Innovation Blooms at Home

America is fertile ground for beverage innovation.

I mention this proudly in light of a recent conversation I had with a South American beverage industry analyst who made it clear that in many of the countries he loves, the economic structure is so poorly defined that food and beverage innovation is driven by only the largest companies.

Outside of major cities, he said, many countries have too few stable retailing opportunities to support small or midsize products – instead, large supermarkets and warehouse stores are stables for the largest brands. New products and ideas are generated only by a small group. Pools of capital aren’t readily available to allow good ideas to germinate.

We don’t think South America will remain fallow ground for long – the rush of domestic beverage companies to that continent for flavors and additives is ongoing, and the growth of infrastructure in many countries is inevitable. But here, the bonanza of new products and new levels of consumer awareness has created a highly favorable environment for new domestic products.

In America, we’re flush with small and medium-sized beverage companies – and these companies are supplying the juice for beverage innovation. The best indicator of this is the fact that the largest companies are no longer innovating from within. Instead, they are acquiring some companies and teaming up with others, using capital to purchase innovation rather than expect that it will be self-generating.

That’s an approach that has helped turn the beverage industry into a marketplace for ideas. There’s an argument that as large companies spend more time perfecting their financial status, positioning and distribution processes, they are no longer able to specialize in product innovation. It’s become both stated and implicit strategy at this point: after years of fumbling about, some of the largest domestic beverage companies are trying to innovate through acquisition.

Which is nice, if your ultimate strategy is to be acquired. But what’s even nicer is that with a stable set of retailing channels, medium and small companies are able to survive without that goal. With the right mix of marketing and funding, they can provide innovation to a dedicated base in a variety of venues. How far they go beyond that is the prerogative of the founder.

But if you want to create innovative beverages, the tools are available in America, and BevNET IBQ is here to help you find them.

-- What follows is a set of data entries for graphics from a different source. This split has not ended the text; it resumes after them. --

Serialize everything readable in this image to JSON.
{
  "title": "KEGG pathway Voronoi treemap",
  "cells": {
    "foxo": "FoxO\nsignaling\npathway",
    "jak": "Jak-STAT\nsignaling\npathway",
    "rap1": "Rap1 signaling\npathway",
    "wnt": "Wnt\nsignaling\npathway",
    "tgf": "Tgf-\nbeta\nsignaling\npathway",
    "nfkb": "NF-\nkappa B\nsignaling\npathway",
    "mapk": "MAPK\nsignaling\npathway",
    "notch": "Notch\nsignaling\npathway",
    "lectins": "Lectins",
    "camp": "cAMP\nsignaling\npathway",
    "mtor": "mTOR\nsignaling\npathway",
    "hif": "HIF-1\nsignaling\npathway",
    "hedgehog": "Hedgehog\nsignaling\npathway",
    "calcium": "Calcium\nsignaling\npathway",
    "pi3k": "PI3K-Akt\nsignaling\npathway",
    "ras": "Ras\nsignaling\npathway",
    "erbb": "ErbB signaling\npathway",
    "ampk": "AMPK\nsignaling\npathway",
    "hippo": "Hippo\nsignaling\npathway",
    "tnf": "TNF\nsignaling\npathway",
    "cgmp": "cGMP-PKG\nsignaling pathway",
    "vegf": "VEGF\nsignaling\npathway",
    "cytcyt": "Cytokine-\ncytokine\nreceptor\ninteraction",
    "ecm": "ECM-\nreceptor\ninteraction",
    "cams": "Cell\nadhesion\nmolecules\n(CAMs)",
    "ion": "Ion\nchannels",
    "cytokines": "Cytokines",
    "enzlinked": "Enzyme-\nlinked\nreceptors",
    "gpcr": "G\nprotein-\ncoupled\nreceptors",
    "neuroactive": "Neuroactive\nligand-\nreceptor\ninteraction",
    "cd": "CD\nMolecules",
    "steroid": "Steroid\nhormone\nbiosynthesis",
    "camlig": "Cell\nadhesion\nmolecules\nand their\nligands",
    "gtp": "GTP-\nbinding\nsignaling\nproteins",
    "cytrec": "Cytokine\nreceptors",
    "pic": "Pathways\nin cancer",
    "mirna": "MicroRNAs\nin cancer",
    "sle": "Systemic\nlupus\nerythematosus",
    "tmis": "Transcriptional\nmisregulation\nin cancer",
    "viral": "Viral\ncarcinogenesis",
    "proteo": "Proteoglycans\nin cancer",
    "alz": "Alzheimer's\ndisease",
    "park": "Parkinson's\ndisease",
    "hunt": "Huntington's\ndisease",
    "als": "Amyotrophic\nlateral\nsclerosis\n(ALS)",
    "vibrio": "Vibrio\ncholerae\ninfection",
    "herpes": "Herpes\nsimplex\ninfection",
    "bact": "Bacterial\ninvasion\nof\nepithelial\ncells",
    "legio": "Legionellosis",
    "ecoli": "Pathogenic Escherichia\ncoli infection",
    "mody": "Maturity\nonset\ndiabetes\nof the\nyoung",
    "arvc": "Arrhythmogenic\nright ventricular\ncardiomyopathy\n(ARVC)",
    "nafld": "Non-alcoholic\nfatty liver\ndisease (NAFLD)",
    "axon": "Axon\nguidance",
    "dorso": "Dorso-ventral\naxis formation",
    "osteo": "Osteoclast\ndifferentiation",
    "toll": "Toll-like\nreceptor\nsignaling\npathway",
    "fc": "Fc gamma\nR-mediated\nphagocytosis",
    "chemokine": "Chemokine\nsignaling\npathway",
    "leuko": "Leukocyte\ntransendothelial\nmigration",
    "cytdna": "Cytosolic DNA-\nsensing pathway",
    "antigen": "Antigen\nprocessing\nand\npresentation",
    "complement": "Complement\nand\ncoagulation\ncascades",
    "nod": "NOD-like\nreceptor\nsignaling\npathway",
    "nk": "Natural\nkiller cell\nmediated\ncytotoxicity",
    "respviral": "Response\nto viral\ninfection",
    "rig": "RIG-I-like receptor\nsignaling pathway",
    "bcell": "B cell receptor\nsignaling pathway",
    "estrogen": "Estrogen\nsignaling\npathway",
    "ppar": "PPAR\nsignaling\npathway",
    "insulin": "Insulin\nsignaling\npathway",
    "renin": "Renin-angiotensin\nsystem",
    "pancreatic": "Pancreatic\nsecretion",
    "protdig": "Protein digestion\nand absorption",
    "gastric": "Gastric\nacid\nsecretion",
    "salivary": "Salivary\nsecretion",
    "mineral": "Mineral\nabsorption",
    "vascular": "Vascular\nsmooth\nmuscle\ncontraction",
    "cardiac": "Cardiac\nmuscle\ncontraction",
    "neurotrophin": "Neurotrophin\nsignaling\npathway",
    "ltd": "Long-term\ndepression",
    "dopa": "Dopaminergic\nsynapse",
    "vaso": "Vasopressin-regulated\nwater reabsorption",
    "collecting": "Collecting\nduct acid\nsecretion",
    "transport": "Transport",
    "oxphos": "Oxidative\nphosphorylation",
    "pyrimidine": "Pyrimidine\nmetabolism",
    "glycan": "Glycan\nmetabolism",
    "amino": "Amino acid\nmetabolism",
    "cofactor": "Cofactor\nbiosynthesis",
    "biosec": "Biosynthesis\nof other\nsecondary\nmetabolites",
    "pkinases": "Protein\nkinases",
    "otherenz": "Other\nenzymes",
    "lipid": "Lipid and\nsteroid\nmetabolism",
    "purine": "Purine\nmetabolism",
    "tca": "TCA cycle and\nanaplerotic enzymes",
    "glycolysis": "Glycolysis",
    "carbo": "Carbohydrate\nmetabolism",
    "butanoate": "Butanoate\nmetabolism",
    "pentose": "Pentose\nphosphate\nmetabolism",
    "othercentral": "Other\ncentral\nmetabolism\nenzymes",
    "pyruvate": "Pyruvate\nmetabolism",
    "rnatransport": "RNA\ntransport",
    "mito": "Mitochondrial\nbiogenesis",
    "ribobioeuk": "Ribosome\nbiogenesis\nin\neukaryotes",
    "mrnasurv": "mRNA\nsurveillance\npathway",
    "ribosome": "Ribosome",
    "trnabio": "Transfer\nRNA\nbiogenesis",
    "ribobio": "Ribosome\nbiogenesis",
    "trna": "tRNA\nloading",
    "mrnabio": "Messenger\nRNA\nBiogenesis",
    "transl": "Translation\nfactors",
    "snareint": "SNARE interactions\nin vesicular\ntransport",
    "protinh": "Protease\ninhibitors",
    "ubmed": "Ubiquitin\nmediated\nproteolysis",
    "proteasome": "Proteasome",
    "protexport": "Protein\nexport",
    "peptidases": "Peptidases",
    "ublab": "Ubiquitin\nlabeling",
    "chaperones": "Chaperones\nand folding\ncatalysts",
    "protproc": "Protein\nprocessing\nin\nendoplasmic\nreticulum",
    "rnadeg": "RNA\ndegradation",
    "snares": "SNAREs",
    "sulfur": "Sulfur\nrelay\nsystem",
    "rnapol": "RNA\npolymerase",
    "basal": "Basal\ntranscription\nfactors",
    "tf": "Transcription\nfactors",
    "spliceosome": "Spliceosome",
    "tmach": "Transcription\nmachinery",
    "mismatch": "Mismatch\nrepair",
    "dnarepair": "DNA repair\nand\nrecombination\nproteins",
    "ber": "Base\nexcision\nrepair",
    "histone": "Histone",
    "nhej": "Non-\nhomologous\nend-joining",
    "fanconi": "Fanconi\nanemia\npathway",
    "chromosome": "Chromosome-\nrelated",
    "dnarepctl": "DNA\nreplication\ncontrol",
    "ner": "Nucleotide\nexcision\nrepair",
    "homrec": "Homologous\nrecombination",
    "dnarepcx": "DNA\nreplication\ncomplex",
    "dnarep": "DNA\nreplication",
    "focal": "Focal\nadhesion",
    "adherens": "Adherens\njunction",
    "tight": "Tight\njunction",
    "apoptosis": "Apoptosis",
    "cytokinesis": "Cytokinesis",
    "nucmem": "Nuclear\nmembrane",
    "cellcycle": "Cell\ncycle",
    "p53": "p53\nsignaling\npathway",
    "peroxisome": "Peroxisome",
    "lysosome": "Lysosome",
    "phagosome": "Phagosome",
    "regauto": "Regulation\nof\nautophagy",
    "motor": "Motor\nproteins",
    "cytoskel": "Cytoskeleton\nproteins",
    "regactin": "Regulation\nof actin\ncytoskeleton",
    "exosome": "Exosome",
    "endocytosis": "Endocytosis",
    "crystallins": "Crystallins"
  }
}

To that end, we’ve got a mix of stories this month that figure strongly into the attributes of successful new beverages. A pair of case studies by rising beverage executives explain the key decisions that go into launching a new product line – and killing one off. Our cover story, by longtime beverage journalist Gerry Khermouch, provides a series of guidelines on how to take innovative products and imbue them with an aura that attracts consumers. Our sweetener guide offers a glimpse of that key taste element in current and future forms. And as always, we’ve got a number of stories on the folks who can help your products gain wider acceptance, both from distributors and financiers.

Remember, not every great new beverage gets picked up. A favorable environment doesn’t necessarily mean smooth sailing. But it does make starting the journey that much easier.